Silvery-white lithium being stored under paraffin oil. [Image: Wikimedia/Tomihahndorf]
Discovered in 1817 and named after the greek word, “lithos”, meaning “stone” (usually this kind of metal was discovered in plants, but Lithium was found inside rocks), Lithium (lith-ee-um) is the lightest metal and will even float on water.
It’s unlikely that you’d ever stumble upon a piece of lithium in the open air as it is very reactive; it reacts with water and nitrogen in the air. This is why it is usually stored under oil, to stop it from reacting. If you left a lump of it out in the open, it would begin to smell of dirty nappies due to the ammonia it produces reacting with nitrogen in the air.

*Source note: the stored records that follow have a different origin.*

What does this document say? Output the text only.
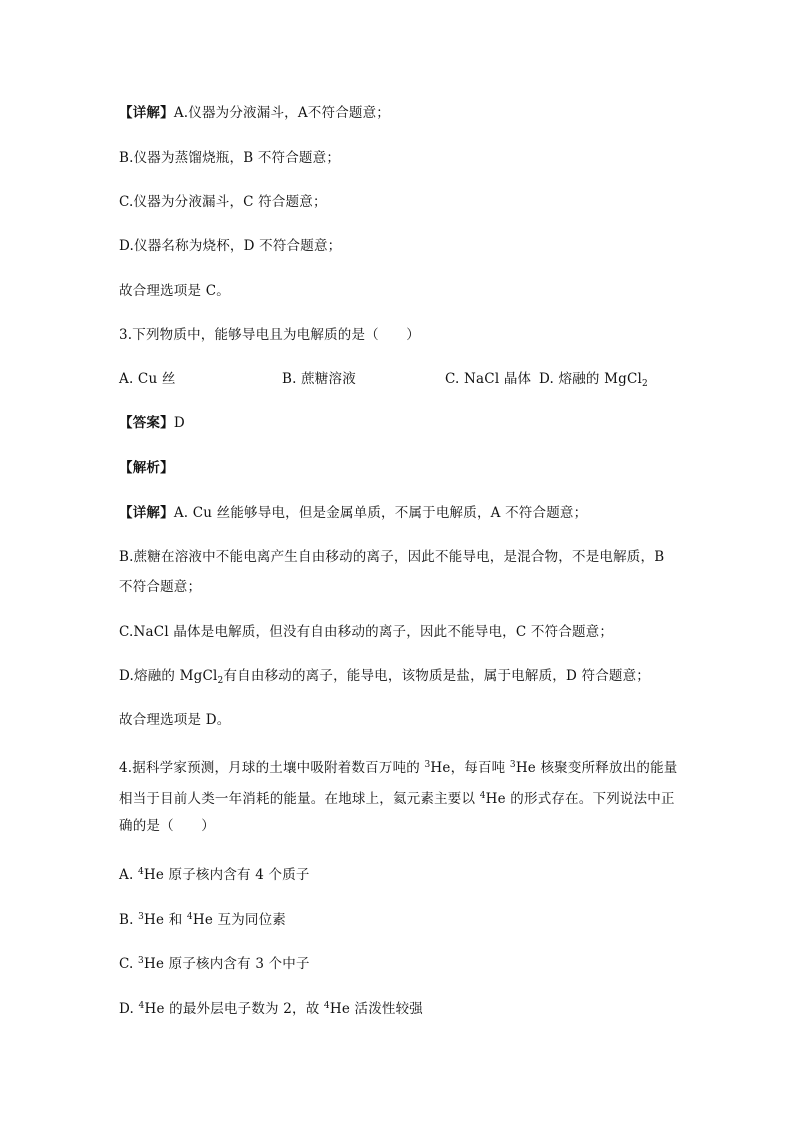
【详解】A.仪器为分液漏斗，A不符合题意；
B.仪器为蒸馏烧瓶，B 不符合题意；
C.仪器为分液漏斗，C 符合题意；
D.仪器名称为烧杯，D 不符合题意；
故合理选项是 C。
3.下列物质中，能够导电且为电解质的是（　　）
A. Cu 丝	B. 蔗糖溶液	C. NaCl 晶体 D. 熔融的 MgCl$_2$
【答案】D
【解析】
【详解】A. Cu 丝能够导电，但是金属单质，不属于电解质，A 不符合题意；
B.蔗糖在溶液中不能电离产生自由移动的离子，因此不能导电，是混合物，不是电解质，B
不符合题意；
C.NaCl 晶体是电解质，但没有自由移动的离子，因此不能导电，C 不符合题意；
D.熔融的 MgCl$_2$有自由移动的离子，能导电，该物质是盐，属于电解质，D 符合题意；
故合理选项是 D。
4.据科学家预测，月球的土壤中吸附着数百万吨的 $^3$He，每百吨 $^3$He 核聚变所释放出的能量
相当于目前人类一年消耗的能量。在地球上，氦元素主要以 $^4$He 的形式存在。下列说法中正
确的是（　　）
A. $^4$He 原子核内含有 4 个质子
B. $^3$He 和 $^4$He 互为同位素
C. $^3$He 原子核内含有 3 个中子
D. $^4$He 的最外层电子数为 2，故 $^4$He 活泼性较强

Lithium with a dark nitride layer after being exposed to air. [Image: Wikimedia/Jurii]
Freshly cut—and it’s so soft that you could cut it with a knife—lithium is a shiny, silvery-white colour, but after just a few moments, it turns a very dark grey; this is it reacting with the air. When the lithium is placed in a bowl of water, it will float on top and fizz, giving off hydrogen gas. Lithium is the first alkali metal (this means it is in the first column on the periodic table), as you go down the column, the metals get more and more reactive, caesium, for example, reacts explosively in water.
As for its uses, lithium is used as a drug to treat manic depression (hence the Nirvana song, Lithium, also the rubbish Evanescence one), and lithium ion batteries are commonly used to power mobile phones.